Background: Venoarterial extracorporeal membrane oxygenation has emerged as a prominent therapy for patients with refractory cardiac arrest. However, the optimal time of initiation remains unknown. Aim: The aim was to assess the rate of survival to hospital discharge in adult patients with refractory ventricular fibrillation/pulseless ventricular tachycardia out-of-hospital cardiac arrest treated with 1 of 2 local standards of care: (1) early venoarterial extracorporeal membrane oxygenation–facilitated resuscitation for circulatory support and percutaneous coronary intervention, when needed, or (2) standard advanced cardiac life support resuscitation. Design: Phase II, single-center, partially blinded, prospective, intention-to-treat, safety and efficacy clinical trial. Population: Adults (aged 18–75), initial out-of-hospital cardiac arrest rhythm of ventricular fibrillation/pulseless ventricular tachycardia, no ROSC following 3 shocks, body morphology to accommodate a Lund University Cardiac Arrest System automated cardiopulmonary resuscitation device, and transfer time of <30 minutes. Setting: Hospital-based. Outcomes: Primary: survival to hospital discharge. Secondary: safety, survival, and functional assessment at hospital discharge and 3 and 6 months, and cost. Sample size: Assuming success rates of 12% versus 37% in the 2 arms and 90% power, a type 1 error rate of .05, and a 15% rate of withdrawal prior to hospital discharge, the required sample size is N = 174 evaluated patients. Conclusions: The ARREST trial will generate safety/effectiveness data and comparative costs associated with extracorporeal cardiopulmonary resuscitation, informing broader implementation and a definitive Phase III clinical trial.

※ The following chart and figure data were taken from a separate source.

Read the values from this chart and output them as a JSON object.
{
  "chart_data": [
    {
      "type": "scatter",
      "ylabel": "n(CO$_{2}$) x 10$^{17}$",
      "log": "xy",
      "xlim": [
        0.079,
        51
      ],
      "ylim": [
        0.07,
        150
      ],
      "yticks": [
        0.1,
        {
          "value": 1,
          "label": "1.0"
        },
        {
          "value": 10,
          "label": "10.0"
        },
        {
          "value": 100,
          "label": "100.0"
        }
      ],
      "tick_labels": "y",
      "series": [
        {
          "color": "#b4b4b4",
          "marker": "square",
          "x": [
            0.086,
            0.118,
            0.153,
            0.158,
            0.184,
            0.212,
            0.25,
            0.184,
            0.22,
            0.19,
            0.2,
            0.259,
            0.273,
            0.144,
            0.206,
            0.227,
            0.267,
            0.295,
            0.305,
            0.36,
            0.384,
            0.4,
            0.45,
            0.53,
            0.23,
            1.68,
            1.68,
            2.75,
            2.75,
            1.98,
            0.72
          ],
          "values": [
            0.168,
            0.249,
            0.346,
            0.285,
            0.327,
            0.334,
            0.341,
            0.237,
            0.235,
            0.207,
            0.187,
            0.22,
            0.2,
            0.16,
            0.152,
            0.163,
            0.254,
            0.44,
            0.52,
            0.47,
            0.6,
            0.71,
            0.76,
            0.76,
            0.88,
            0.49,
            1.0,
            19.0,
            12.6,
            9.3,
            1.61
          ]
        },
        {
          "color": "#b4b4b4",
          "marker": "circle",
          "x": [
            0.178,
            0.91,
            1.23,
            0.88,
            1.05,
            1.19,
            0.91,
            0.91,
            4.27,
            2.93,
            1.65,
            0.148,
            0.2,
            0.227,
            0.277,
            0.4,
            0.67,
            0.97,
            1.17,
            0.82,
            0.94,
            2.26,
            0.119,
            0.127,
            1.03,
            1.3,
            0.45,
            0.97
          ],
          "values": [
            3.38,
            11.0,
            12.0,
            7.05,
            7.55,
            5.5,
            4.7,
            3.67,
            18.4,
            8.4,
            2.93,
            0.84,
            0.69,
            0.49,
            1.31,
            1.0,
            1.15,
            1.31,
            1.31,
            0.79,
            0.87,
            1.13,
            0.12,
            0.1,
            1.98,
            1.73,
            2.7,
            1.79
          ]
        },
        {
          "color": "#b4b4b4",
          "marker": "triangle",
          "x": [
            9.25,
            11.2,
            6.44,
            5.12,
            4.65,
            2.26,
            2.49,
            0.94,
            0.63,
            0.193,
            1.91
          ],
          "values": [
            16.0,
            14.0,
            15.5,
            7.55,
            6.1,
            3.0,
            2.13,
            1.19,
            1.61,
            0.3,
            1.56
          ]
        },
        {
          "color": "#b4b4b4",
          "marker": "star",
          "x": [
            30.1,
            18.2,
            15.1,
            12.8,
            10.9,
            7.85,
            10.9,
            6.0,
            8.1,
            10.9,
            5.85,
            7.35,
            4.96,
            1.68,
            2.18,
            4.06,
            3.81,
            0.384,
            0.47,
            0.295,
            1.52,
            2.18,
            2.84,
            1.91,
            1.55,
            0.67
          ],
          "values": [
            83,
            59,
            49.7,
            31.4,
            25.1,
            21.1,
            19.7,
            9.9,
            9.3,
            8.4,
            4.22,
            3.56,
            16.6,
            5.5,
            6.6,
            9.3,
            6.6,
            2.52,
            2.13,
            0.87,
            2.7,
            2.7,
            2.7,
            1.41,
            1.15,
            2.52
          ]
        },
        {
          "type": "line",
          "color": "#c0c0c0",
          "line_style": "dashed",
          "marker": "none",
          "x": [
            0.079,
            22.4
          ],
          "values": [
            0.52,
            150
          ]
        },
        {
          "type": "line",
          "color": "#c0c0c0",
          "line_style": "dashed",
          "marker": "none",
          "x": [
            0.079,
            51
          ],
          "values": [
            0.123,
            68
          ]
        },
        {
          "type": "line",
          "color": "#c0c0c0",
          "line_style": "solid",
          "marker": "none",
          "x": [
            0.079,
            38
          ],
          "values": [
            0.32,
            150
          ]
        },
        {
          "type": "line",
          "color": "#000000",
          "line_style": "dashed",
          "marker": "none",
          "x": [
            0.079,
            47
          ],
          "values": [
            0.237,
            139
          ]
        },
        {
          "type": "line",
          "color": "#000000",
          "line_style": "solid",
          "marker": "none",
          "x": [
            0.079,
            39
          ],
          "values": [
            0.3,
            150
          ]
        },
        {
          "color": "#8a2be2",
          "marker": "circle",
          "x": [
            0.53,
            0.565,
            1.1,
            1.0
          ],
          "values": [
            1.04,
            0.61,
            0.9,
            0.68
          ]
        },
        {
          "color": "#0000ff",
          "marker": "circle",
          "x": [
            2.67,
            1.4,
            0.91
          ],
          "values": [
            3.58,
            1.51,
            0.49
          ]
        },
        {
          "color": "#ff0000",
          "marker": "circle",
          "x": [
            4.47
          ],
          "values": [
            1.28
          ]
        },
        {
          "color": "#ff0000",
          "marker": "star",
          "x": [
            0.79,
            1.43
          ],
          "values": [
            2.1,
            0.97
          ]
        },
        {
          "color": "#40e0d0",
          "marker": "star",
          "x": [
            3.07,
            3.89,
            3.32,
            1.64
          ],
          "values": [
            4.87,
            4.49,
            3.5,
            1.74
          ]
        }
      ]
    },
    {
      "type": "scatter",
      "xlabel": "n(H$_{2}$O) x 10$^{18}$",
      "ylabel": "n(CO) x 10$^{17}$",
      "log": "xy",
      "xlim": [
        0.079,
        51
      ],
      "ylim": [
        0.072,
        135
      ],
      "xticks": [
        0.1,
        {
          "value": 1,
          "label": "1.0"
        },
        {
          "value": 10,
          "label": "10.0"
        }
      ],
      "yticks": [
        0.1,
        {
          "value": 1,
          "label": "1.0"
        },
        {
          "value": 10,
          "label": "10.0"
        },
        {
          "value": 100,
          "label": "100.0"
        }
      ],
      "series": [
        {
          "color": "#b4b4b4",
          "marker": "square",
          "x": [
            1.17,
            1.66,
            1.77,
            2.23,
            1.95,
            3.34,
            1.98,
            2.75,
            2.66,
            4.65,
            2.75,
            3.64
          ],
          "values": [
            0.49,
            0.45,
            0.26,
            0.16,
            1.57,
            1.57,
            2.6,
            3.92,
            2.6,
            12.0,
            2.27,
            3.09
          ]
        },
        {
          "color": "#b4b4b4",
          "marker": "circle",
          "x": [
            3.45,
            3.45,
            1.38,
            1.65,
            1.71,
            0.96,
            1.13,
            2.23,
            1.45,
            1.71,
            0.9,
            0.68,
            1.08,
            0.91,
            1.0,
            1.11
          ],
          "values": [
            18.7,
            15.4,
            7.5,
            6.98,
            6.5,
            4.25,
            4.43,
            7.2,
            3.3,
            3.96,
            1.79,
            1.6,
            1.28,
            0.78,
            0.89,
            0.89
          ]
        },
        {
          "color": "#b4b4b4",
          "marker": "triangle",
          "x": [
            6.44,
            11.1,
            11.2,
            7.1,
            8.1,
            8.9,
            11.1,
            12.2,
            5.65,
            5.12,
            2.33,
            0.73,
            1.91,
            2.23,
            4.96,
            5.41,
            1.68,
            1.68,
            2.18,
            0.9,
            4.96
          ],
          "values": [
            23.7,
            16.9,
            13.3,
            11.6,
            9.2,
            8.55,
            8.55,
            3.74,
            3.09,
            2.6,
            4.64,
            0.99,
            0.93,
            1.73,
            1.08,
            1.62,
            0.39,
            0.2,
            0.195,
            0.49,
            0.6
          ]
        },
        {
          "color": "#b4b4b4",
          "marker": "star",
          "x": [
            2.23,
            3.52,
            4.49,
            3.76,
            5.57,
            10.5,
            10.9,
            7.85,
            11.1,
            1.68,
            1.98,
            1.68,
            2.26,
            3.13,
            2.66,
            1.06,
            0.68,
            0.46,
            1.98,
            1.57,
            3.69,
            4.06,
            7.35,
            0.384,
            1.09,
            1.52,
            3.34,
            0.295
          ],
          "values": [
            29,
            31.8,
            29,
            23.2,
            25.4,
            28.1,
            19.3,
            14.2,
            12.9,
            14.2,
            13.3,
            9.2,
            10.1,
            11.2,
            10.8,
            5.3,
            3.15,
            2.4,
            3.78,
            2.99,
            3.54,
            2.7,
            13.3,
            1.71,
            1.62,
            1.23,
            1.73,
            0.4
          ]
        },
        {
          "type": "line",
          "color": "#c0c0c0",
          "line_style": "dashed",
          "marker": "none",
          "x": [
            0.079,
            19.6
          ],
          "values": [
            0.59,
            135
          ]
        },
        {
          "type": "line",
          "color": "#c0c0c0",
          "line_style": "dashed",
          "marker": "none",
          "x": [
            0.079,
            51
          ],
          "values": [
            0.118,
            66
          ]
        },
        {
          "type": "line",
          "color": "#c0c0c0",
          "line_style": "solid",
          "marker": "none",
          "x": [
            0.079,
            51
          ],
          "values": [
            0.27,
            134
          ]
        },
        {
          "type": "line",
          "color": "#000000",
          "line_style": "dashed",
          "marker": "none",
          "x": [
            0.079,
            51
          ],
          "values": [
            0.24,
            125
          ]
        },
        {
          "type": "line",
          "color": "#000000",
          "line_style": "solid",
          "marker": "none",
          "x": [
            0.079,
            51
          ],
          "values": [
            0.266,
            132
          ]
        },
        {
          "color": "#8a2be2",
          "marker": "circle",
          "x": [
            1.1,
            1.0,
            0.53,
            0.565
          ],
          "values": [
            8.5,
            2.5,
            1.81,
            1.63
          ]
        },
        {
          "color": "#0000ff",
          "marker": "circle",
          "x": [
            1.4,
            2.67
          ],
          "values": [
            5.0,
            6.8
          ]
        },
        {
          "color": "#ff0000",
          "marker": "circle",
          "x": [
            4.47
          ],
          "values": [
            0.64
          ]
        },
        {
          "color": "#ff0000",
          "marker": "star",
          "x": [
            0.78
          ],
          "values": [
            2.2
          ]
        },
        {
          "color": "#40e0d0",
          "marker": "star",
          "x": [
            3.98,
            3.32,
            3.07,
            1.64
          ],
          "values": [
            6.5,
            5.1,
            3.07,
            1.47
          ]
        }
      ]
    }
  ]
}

Bibliographical noteFunding Information:
Funding: This clinical trial is supported by National Institutes of Health grants 4R33HL142696-02 and 1R61HL142696-01, both of which were awarded to Dr Demetris Yannopoulos.The ARREST trial is funded by the National Heart, Lung, and Blood Institute. This study qualifies for and will be performed using Waiver from Informed Consent Requirements for Emergency Research under Federal Regulation 21 CFR 50.24. An investigational device exemption was acquired from the United States Food and Drug Administration (IDE-G180285/A001) for longer use of ECMO than the currently labeled 6-hour time period. The trial protocol was registered at clinicaltrials.gov (NCT 038805365). The authors are solely responsible for the design and conduct of this study, all study analyses, the drafting and editing of the paper, and its final contents.